There was a flutter of activity across Twitter and blogs the other day, in response to some reports that suggested kids’ increasing TV viewing was having a detrimental effect on mental health. According to the reports, TV viewing should be limited for children even into their teens and banned altogether for under-threes. The issues highlighted here will be familiar to detractors of Bad Science and Bad Reporting, but I wanted to record some thoughts for posterity.

I first saw the story in The Guardian and it was also picked up by BBC News, The Independent, The Telegraph, Daily Mail, Metro and many other outlets. Whilst it’s an interesting and worthwhile area of study, the paper published in the journal Archives Of Disease In Childhood and the subsequent press statements, had a few problems that undermine the stark headlines.

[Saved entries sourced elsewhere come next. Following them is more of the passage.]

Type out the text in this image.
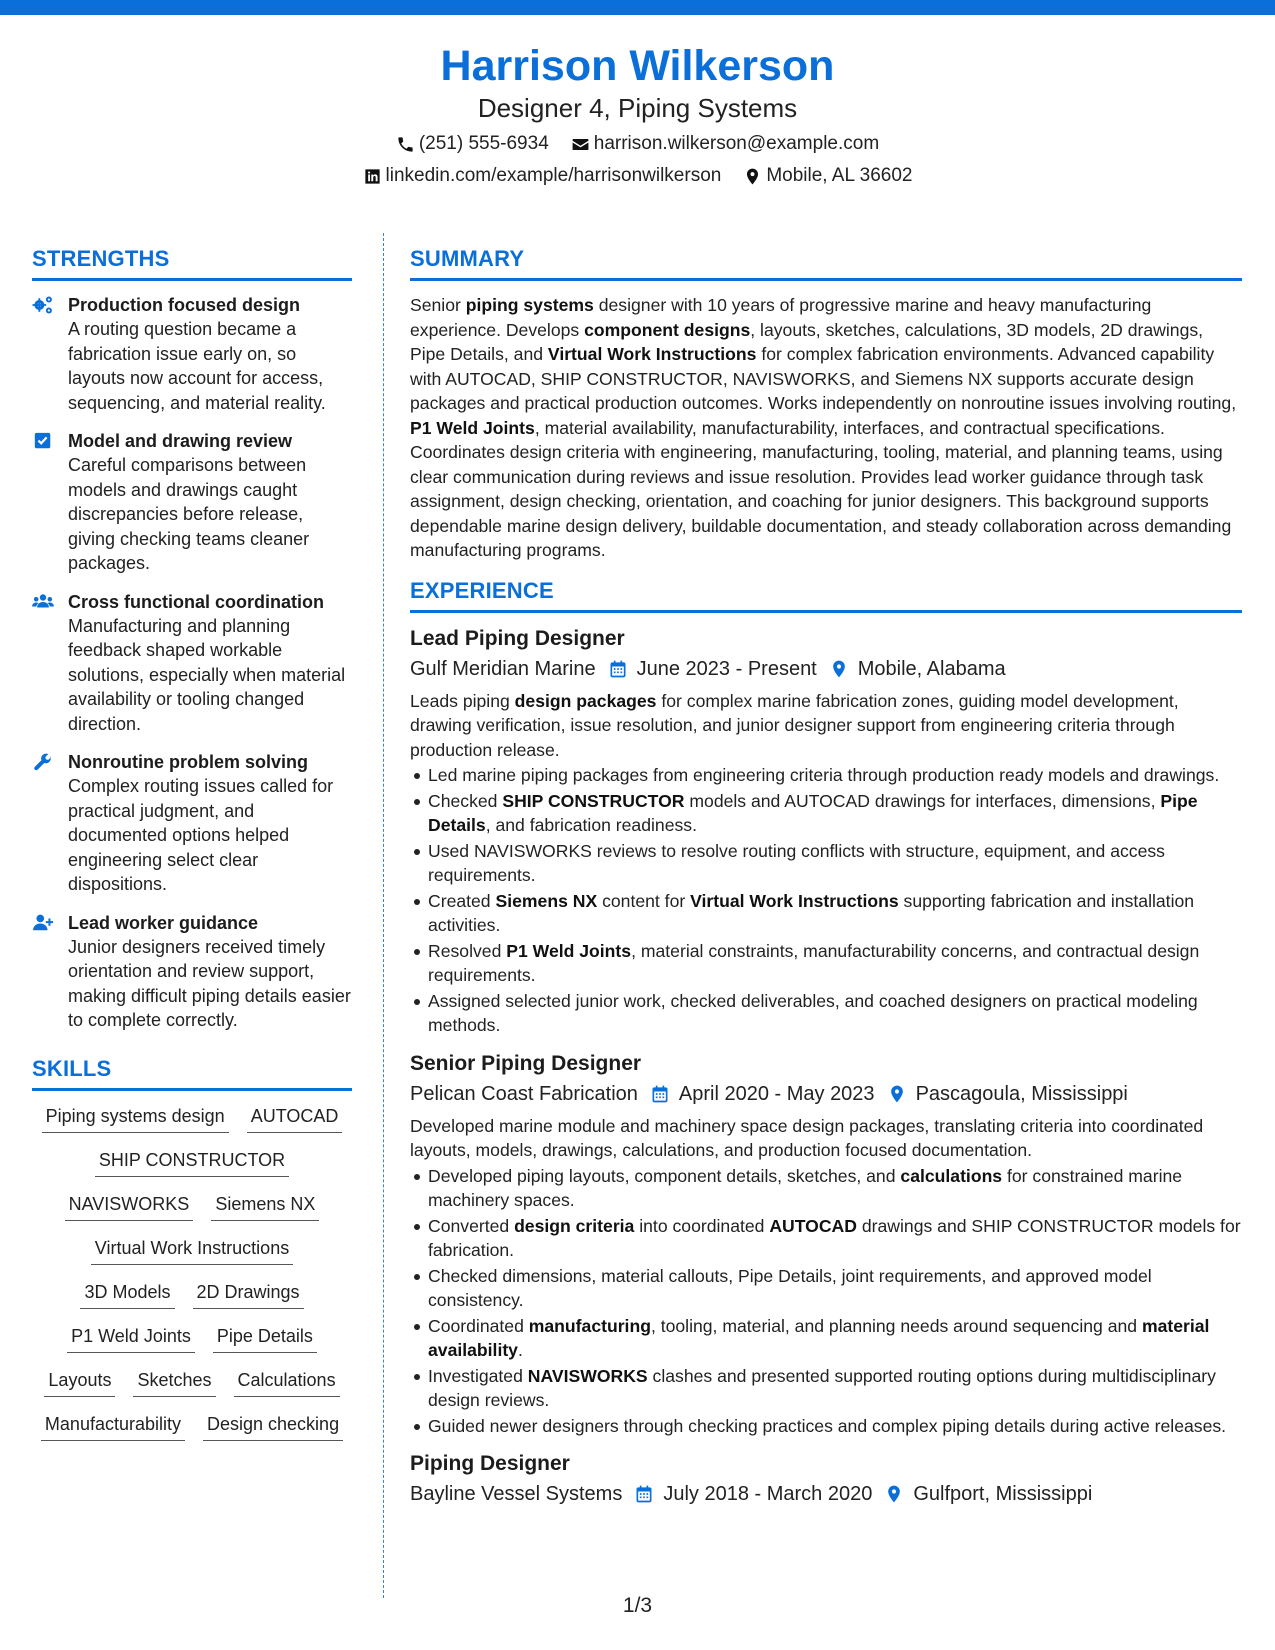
Harrison Wilkerson
Designer 4, Piping Systems
(251) 555-6934 harrison.wilkerson@example.com
linkedin.com/example/harrisonwilkerson Mobile, AL 36602
STRENGTHS
Production focused design
A routing question became a fabrication issue early on, so layouts now account for access, sequencing, and material reality.
Model and drawing review
Careful comparisons between models and drawings caught discrepancies before release, giving checking teams cleaner packages.
Cross functional coordination
Manufacturing and planning feedback shaped workable solutions, especially when material availability or tooling changed direction.
Nonroutine problem solving
Complex routing issues called for practical judgment, and documented options helped engineering select clear dispositions.
Lead worker guidance
Junior designers received timely orientation and review support, making difficult piping details easier to complete correctly.
SKILLS
Piping systems design AUTOCAD
SHIP CONSTRUCTOR
NAVISWORKS Siemens NX
Virtual Work Instructions
3D Models 2D Drawings
P1 Weld Joints Pipe Details
Layouts Sketches Calculations
Manufacturability Design checking
SUMMARY

Senior piping systems designer with 10 years of progressive marine and heavy manufacturing experience. Develops component designs, layouts, sketches, calculations, 3D models, 2D drawings, Pipe Details, and Virtual Work Instructions for complex fabrication environments. Advanced capability with AUTOCAD, SHIP CONSTRUCTOR, NAVISWORKS, and Siemens NX supports accurate design packages and practical production outcomes. Works independently on nonroutine issues involving routing, P1 Weld Joints, material availability, manufacturability, interfaces, and contractual specifications. Coordinates design criteria with engineering, manufacturing, tooling, material, and planning teams, using clear communication during reviews and issue resolution. Provides lead worker guidance through task assignment, design checking, orientation, and coaching for junior designers. This background supports dependable marine design delivery, buildable documentation, and steady collaboration across demanding manufacturing programs.

EXPERIENCE
Lead Piping Designer
Gulf Meridian Marine June 2023 - Present Mobile, Alabama

Leads piping design packages for complex marine fabrication zones, guiding model development, drawing verification, issue resolution, and junior designer support from engineering criteria through production release.

Led marine piping packages from engineering criteria through production ready models and drawings.
Checked SHIP CONSTRUCTOR models and AUTOCAD drawings for interfaces, dimensions, Pipe Details, and fabrication readiness.
Used NAVISWORKS reviews to resolve routing conflicts with structure, equipment, and access requirements.
Created Siemens NX content for Virtual Work Instructions supporting fabrication and installation activities.
Resolved P1 Weld Joints, material constraints, manufacturability concerns, and contractual design requirements.
Assigned selected junior work, checked deliverables, and coached designers on practical modeling methods.
Senior Piping Designer
Pelican Coast Fabrication April 2020 - May 2023 Pascagoula, Mississippi

Developed marine module and machinery space design packages, translating criteria into coordinated layouts, models, drawings, calculations, and production focused documentation.

Developed piping layouts, component details, sketches, and calculations for constrained marine machinery spaces.
Converted design criteria into coordinated AUTOCAD drawings and SHIP CONSTRUCTOR models for fabrication.
Checked dimensions, material callouts, Pipe Details, joint requirements, and approved model consistency.
Coordinated manufacturing, tooling, material, and planning needs around sequencing and material availability.
Investigated NAVISWORKS clashes and presented supported routing options during multidisciplinary design reviews.
Guided newer designers through checking practices and complex piping details during active releases.
Piping Designer
Bayline Vessel Systems July 2018 - March 2020 Gulfport, Mississippi
1/3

The paper was not an original research paper, but an opinion piece that looked back at some previous research. The chief agitator in this is Aric Sigman, a psychologist whose method of ‘cherry-picking’ evidence Ben Goldacre has had much to say about in the past. ‘Cherry-picking’ is essentially picking the bits of evidence that support a particular claim, whilst ignoring other evidence that doesn’t. As Goldacre points out, a better way to analyse previous research is to perform a ‘systematic review‘. These reviews say exactly how the literature was searched and compiled, which means it is more free from bias and allows others to reproduce it.

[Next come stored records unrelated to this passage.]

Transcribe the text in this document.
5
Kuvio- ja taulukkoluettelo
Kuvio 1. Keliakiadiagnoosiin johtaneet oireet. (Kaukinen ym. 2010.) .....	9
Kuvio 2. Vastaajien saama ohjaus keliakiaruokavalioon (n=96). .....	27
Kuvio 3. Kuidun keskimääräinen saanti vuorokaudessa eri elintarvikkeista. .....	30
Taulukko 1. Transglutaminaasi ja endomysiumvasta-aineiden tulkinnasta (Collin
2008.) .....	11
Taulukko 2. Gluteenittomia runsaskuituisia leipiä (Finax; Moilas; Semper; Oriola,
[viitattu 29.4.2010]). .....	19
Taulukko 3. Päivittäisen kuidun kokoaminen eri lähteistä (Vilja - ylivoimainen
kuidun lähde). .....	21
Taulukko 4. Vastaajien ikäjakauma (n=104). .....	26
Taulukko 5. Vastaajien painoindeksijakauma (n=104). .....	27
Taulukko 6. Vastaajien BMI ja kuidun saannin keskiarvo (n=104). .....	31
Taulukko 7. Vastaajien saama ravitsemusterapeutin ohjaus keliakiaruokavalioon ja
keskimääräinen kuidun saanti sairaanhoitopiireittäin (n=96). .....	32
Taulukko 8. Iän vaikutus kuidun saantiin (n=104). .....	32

As for this specific case, Pete Etchells at SciLogs does a good job at highlighting the problems with the selective nature of the analysis and why it’s important to understand the cause of something before issuing guidance on fixes. I worry that many developmental outcomes – such as empathy, attention, educational performance – are lumped in under the banner of ‘mental health’, but that is probably for someone more qualified to comment on. Professor Dorothy Bishop‘s remarks in the Guardian article are salient too – if Sigman’s concerns are to do with kids just sitting for long periods, you shouldn’t advocate reading books for too long.